F?   Faust?   Or Fate?
or Fortissimo?
FIRE!

It’s all only matter, perhaps. Words, letters are expendable in the pursuit of resolution. They furnish the confluence of events that cause both private and public attritions. (I read the above passage in my head as a kind of Taxi Driver soliloquy). Each letter may be no more useful than a wasted bullet after an elusive target, or a reckless spray in fear or last-defense, or anger. Joy? Each poem is no more than a jot in the body count ‘wincing from thousands / heading a scurry / to the footnotes’ (‘APRIL’).

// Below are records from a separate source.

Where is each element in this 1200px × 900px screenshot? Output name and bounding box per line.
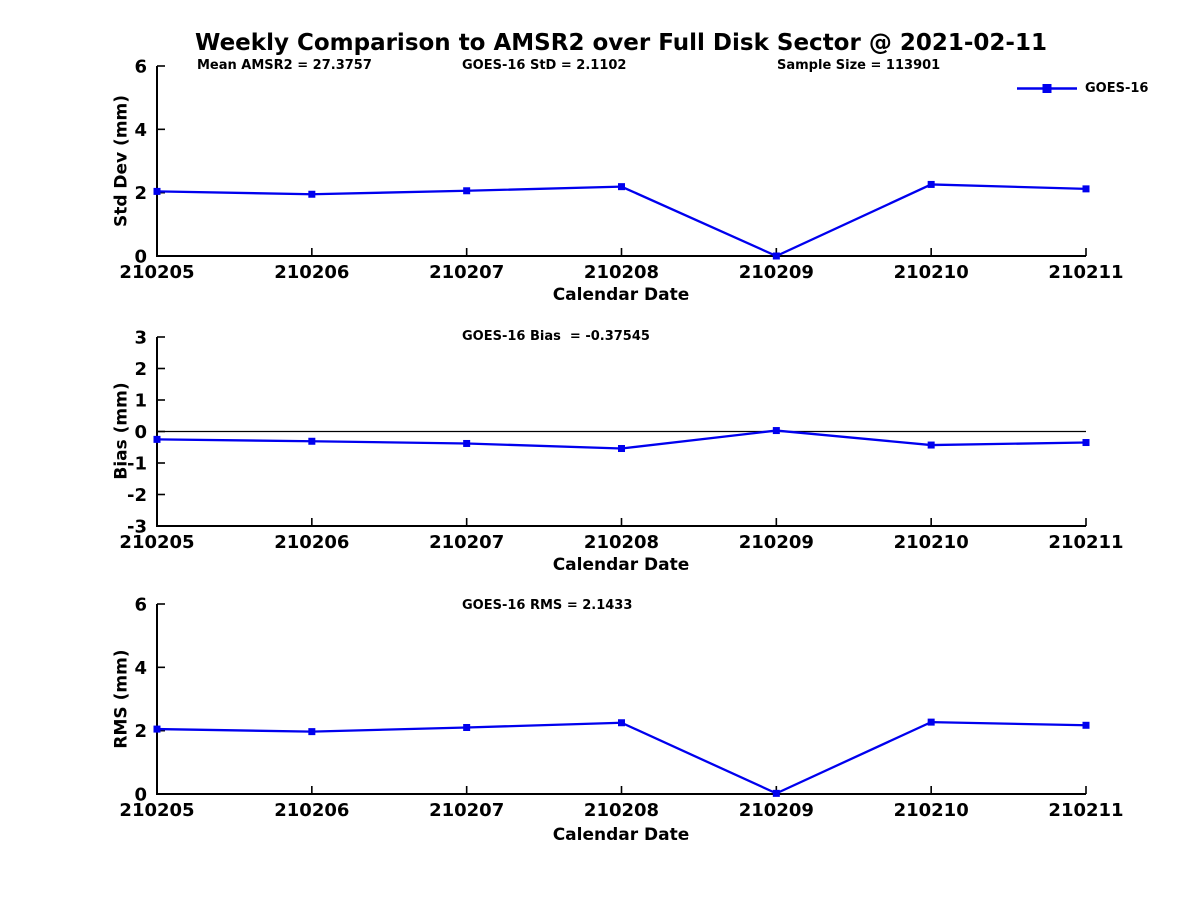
- rms-x-tick-label: 210208: [584, 800, 659, 821]
- rms-data-point-marker: [463, 724, 471, 731]
- bias-y-tick-label: -2: [127, 485, 147, 506]
- rms-data-point-marker: [772, 789, 780, 797]
- std-dev-data-point-marker: [308, 190, 316, 198]
- std-dev-x-tick-label: 210210: [894, 262, 969, 283]
- std-dev-x-tick-label: 210207: [429, 262, 504, 283]
- rms-x-tick-label: 210206: [274, 800, 349, 821]
- std-dev-x-tick-label: 210211: [1048, 262, 1123, 283]
- rms-data-point-marker: [927, 718, 935, 726]
- rms-x-tick-label: 210210: [894, 800, 969, 821]
- std-dev-data-point-marker: [927, 180, 935, 188]
- rms-x-tick-label: 210211: [1048, 800, 1123, 821]
- std-dev-data-point-marker: [772, 252, 780, 260]
- annotation-goes16-bias: GOES-16 Bias = -0.37545: [462, 329, 650, 344]
- figure-title: Weekly Comparison to AMSR2 over Full Dis…: [195, 30, 1047, 56]
- bias-data-point-marker: [1082, 439, 1090, 447]
- bias-y-tick-label: 2: [134, 359, 147, 380]
- rms-x-tick-label: 210209: [739, 800, 814, 821]
- bias-y-tick-label: 1: [134, 391, 147, 412]
- rms-x-tick-label: 210207: [429, 800, 504, 821]
- rms-y-tick-label: 6: [134, 595, 147, 616]
- std-dev-x-tick-label: 210209: [739, 262, 814, 283]
- rms-y-tick-label: 2: [134, 721, 147, 742]
- bias-data-point-marker: [153, 435, 161, 443]
- bias-data-point-marker: [927, 441, 935, 449]
- std-dev-x-tick-label: 210206: [274, 262, 349, 283]
- annotation-mean-amsr2: Mean AMSR2 = 27.3757: [197, 58, 372, 73]
- std-dev-data-point-marker: [153, 187, 161, 195]
- bias-x-tick-label: 210210: [894, 532, 969, 553]
- std-dev-data-point-marker: [1082, 185, 1090, 193]
- bias-data-point-marker: [618, 445, 625, 453]
- std-dev-data-point-marker: [618, 183, 625, 191]
- bias-x-tick-label: 210209: [739, 532, 814, 553]
- std-dev-series-line: [156, 183, 1087, 258]
- legend-square-marker-icon: [1042, 84, 1052, 93]
- rms-y-tick-label: 0: [134, 785, 147, 806]
- std-dev-x-tick-label: 210208: [584, 262, 659, 283]
- bias-y-tick-label: 3: [134, 328, 147, 349]
- std-dev-y-tick-label: 4: [134, 120, 147, 141]
- annotation-goes16-std: GOES-16 StD = 2.1102: [462, 58, 627, 73]
- std-dev-y-tick-label: 2: [134, 183, 147, 204]
- legend-marker-swatch: [1017, 84, 1077, 93]
- bias-x-tick-label: 210205: [119, 532, 194, 553]
- bias-x-tick-label: 210207: [429, 532, 504, 553]
- std-dev-data-point-marker: [463, 187, 471, 195]
- xaxis-title-rms: Calendar Date: [552, 825, 690, 845]
- rms-data-point-marker: [1082, 721, 1090, 729]
- rms-y-tick-label: 4: [134, 658, 147, 679]
- bias-x-tick-label: 210208: [584, 532, 659, 553]
- rms-series-line: [156, 720, 1087, 795]
- bias-data-point-marker: [772, 427, 780, 435]
- std-dev-y-tick-label: 6: [134, 57, 147, 78]
- std-dev-y-tick-label: 0: [134, 247, 147, 268]
- bias-y-tick-label: -3: [127, 517, 147, 538]
- rms-axes: [156, 604, 1086, 795]
- legend-label: GOES-16: [1085, 81, 1149, 96]
- bias-x-tick-label: 210211: [1048, 532, 1123, 553]
- annotation-sample-size: Sample Size = 113901: [777, 58, 941, 73]
- bias-data-point-marker: [463, 439, 471, 447]
- xaxis-title-bias: Calendar Date: [552, 555, 690, 575]
- rms-data-point-marker: [308, 728, 316, 736]
- rms-data-point-marker: [153, 725, 161, 733]
- rms-x-tick-label: 210205: [119, 800, 194, 821]
- bias-data-point-marker: [308, 437, 316, 445]
- bias-y-tick-label: -1: [127, 454, 147, 475]
- std-dev-axes: [156, 66, 1086, 257]
- rms-data-point-marker: [618, 719, 625, 727]
- bias-x-tick-label: 210206: [274, 532, 349, 553]
- std-dev-x-tick-label: 210205: [119, 262, 194, 283]
- bias-y-tick-label: 0: [134, 422, 147, 443]
- xaxis-title-std-dev: Calendar Date: [552, 285, 690, 305]
- annotation-goes16-rms: GOES-16 RMS = 2.1433: [462, 598, 633, 613]
- legend: GOES-16: [1016, 82, 1148, 95]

The use of a polyseme; ‘FIRE!’, is another example of how Nguyễn sets a point that launches new lines of interpretation. Is it a warning? An order? A noun? Verb? An element? A transcendental gift? The high grass is not solely incidental as setting for a shoot-out. Nor is it just an ominous presence as flammable environment. Nguyễn brilliantly flattens the field of vision. In the last stanza of ‘AUTUMN WRITING’, the phrase ‘out of the clearing of the wood’ hints at a threshold, but again, it’s not as metaphorical stage set. Two pages later, there appear ‘bites / Neanderthal, but ewes [& carcass] and crows heralding / daybreaks’ (‘QUAGMIRE’), adding a few scattered Paleolithic references – the crossroads of our genealogy. This is where the changing climate saw the Neanderthal need to leave the forests to survive and, ‘like a toddler, before yet / another fall’ (‘AUTUMN WRITING’), take to the plains where Homo sapiens was better suited.